Hockey games can be overwhelming for just about anyone — strobe lights, smoke machines, fog horns, toppling towers of dollar beer cans. In October, the Cincinnati Cyclones turned things down a notch for an inclusive sensory-friendly game for those with autism, PTSD and other sensitivities and their friends to enjoy a night out on the ice. Presented in collaboration with Cincinnati Children’s Hospital, the decreased stimulation tactics included no goal horns, strobe lights or pyrotechnics; decreased microphone and music volume; and the lights remained on.
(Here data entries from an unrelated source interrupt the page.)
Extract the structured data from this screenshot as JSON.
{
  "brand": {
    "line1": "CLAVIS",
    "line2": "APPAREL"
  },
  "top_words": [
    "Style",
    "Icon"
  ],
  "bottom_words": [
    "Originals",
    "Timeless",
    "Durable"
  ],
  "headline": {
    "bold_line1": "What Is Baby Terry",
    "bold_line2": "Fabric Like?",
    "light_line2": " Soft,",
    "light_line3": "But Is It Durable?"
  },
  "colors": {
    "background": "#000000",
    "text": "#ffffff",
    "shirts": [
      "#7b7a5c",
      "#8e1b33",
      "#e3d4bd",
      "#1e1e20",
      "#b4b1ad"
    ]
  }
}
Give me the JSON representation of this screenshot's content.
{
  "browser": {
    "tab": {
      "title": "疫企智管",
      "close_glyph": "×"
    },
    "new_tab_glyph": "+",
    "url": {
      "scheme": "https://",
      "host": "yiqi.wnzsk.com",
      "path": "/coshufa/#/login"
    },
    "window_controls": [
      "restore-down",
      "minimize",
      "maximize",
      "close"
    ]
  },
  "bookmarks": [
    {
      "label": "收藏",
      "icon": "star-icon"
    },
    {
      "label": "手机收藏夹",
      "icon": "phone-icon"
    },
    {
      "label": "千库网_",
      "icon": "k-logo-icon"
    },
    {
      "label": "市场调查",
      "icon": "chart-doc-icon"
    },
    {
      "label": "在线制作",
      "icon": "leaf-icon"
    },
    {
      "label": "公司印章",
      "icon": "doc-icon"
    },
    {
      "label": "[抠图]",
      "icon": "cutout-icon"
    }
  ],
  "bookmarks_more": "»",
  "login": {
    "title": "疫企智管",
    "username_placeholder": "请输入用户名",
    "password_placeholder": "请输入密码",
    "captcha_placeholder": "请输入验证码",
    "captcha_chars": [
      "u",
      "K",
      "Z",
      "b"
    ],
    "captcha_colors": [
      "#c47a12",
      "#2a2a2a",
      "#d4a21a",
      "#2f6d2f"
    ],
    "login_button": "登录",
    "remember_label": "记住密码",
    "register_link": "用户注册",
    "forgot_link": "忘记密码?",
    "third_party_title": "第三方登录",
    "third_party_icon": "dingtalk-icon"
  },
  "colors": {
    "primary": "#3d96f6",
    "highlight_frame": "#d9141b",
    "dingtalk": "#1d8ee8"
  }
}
They also asked fans to leave their cowbells and noisemakers at home. In addition to providing sensory kits stuffed with things like antiglare sunglasses, an ID wristband, noise-reducing ear covers, a fidget toy, sanitizing wipes and a venue map, they offered a downloadable social narrative to walk people through what they would see, hear and experience before watching the game. The kits are now a constant and available on a first come, first served basis for fans with visual and auditory sensitivities. “U.S. Bank Arena and the Cincinnati Cyclones are the first venue and sports team in Cincinnati to take the initiative to ensure that athletic events such as hockey games are accessible to everyone including individuals with developmental disabilities and their families,” said Jen Smith, director of the Leadership Education in Neurodevelopmental and related Disabilities program at Cincinnati Children’s Hospital Medical Center, in a press release. “Our kids and families want and deserve the same opportunities to enjoy sports and other community events.” Now they can. Cincinnati Cyclones, U.S. Bank Arena, 100 Broadway St., Downtown, cycloneshockey.com.